An often-ignored clause in the Constitution, he said, "tells us something very interesting about the values held by the drafters." It's the eighth clause in Section Eight of Article One, and while all it does is authorize Congress to issue patents and copyrights, "it does so in an odd way." The other powers granted to Congress in Section Eight, Wills explained, are listed in a "standard way, [with] each power stated in the infinitive: to regulate commerce, to coin money, to establish a post office, to declare war ..."
In the middle of this run of infinitives, he pointed out, is the patent-and-copyright clause. But unlike the other powers granted, the authors of the Constitution "did not think it sufficient" to say merely: "To secure for a limited time to authors and inventors the exclusive right to their respective rights and discoveries ... " Instead they wrote: "To promote the progress of science and the useful arts by securing for a limited time to authors and inventors the exclusive right to their respective rights and discoveries ... "

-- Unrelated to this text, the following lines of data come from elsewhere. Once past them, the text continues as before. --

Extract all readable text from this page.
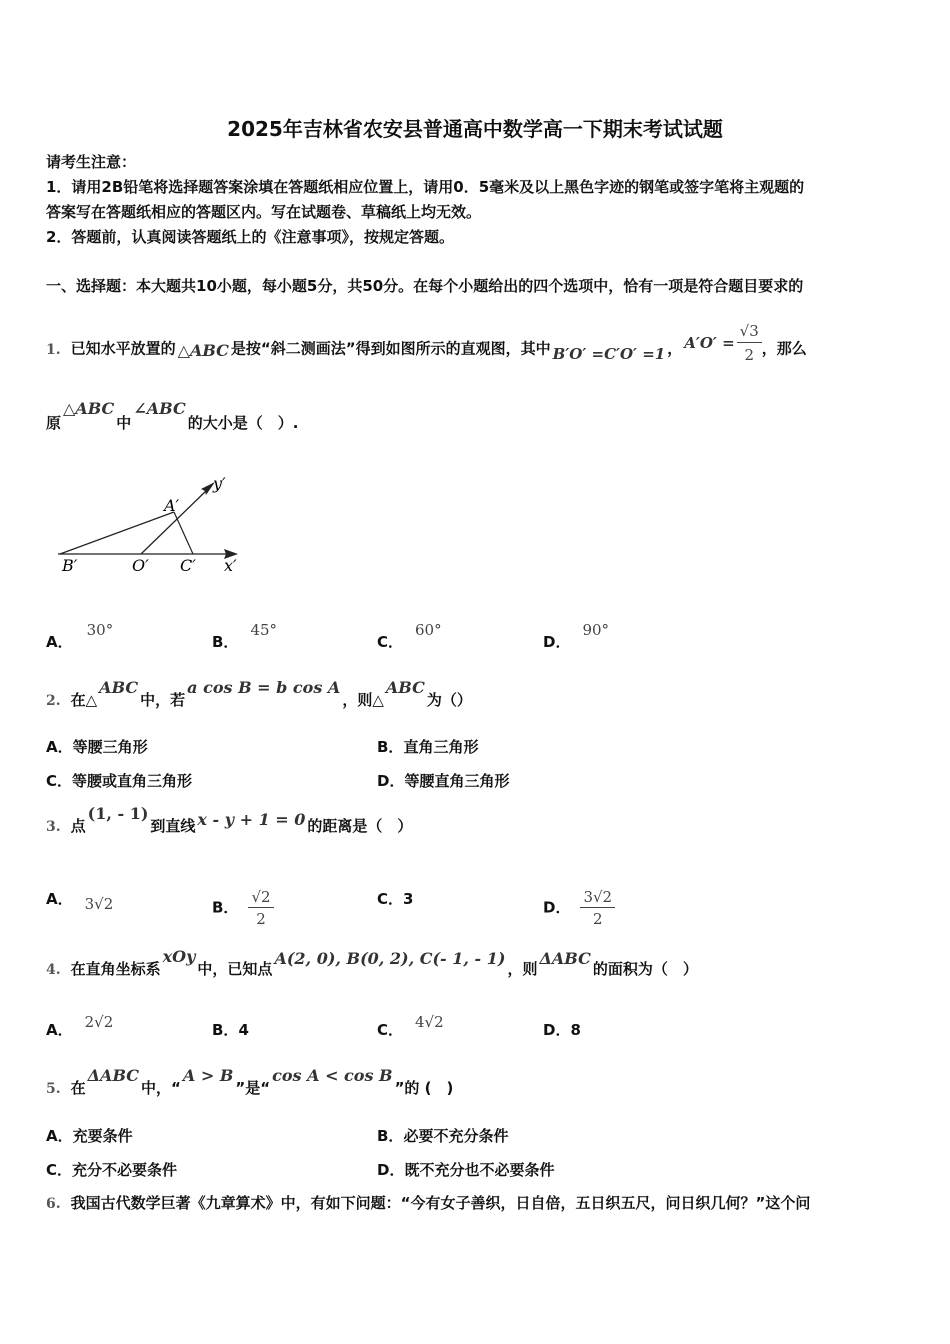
2025年吉林省农安县普通高中数学高一下期末考试试题
请考生注意：
1．请用2B铅笔将选择题答案涂填在答题纸相应位置上，请用0．5毫米及以上黑色字迹的钢笔或签字笔将主观题的
答案写在答题纸相应的答题区内。写在试题卷、草稿纸上均无效。
2．答题前，认真阅读答题纸上的《注意事项》，按规定答题。
一、选择题：本大题共10小题，每小题5分，共50分。在每个小题给出的四个选项中，恰有一项是符合题目要求的
1. 已知水平放置的 △ABC 是按“斜二测画法”得到如图所示的直观图，其中 B′O′ =C′O′ =1 ， $A'O' = \frac{√3}{2}$ ，那么
原△ABC中∠ABC的大小是（　）.
y′
A′
B′	O′ C′ x′
A．30°
B．45°
C．60°
D．90°
2. 在△ABC中，若a cos B = b cos A，则△ABC为（）
A．等腰三角形	B．直角三角形
C．等腰或直角三角形	D．等腰直角三角形
3. 点(1, - 1)到直线 x - y + 1 = 0 的距离是（　）
A． 3√2	B． $\frac{√2}{2}$	C．3	D． $\frac{3√2}{2}$
4. 在直角坐标系xOy中，已知点A(2, 0), B(0, 2), C(- 1, - 1)，则ΔABC的面积为（　）
A． 2√2	B．4	C． 4√2	D．8
5. 在ΔABC中，“A > B”是“cos A < cos B”的 (　)
A．充要条件	B．必要不充分条件
C．充分不必要条件	D．既不充分也不必要条件
6. 我国古代数学巨著《九章算术》中，有如下问题：“今有女子善织，日自倍，五日织五尺，问日织几何？”这个问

That language, argued Wills, "does not just state a power to act -- to declare war -- it states the goal for the specific power mentioned afterward. This infinitive resembles those in the preamble -- 'to promote the general welfare,' 'to secure the blessings of liberty,' 'to form a more perfect union ... ' In fact, the copyright clause is a kind of mini-preamble -- the only one within the original Constitution. It follows up and makes more specific the general preamble's words ... The actual power is granted in this case, and in this case only, in an instrumental phrase, using the gerund: Congress is to do something by securing for a limited time to authors and inventors, et cetera, et cetera."
As a result, Will said: "Our government is expressly commissioned by the Constitution to protect citizens' access to the benefits of artistic creativity. The mini-preamble goes beyond the protection of the individual artist or thinker or inventor, to the encouragement of science and the arts themselves. You only give those rights to the other people because there is a social benefit in the progress of science and the useful arts. Government is, in other words, not warned away from this -- as it was from the support of religion -- but encouraged to take part in promoting their progress."
Wills concluded: "So the arts deserve governmental support not because there's a proven, natural interdependence of fine art and free government. The aim is not to promote democracy but to promote the arts and useful sciences. They are good in themselves."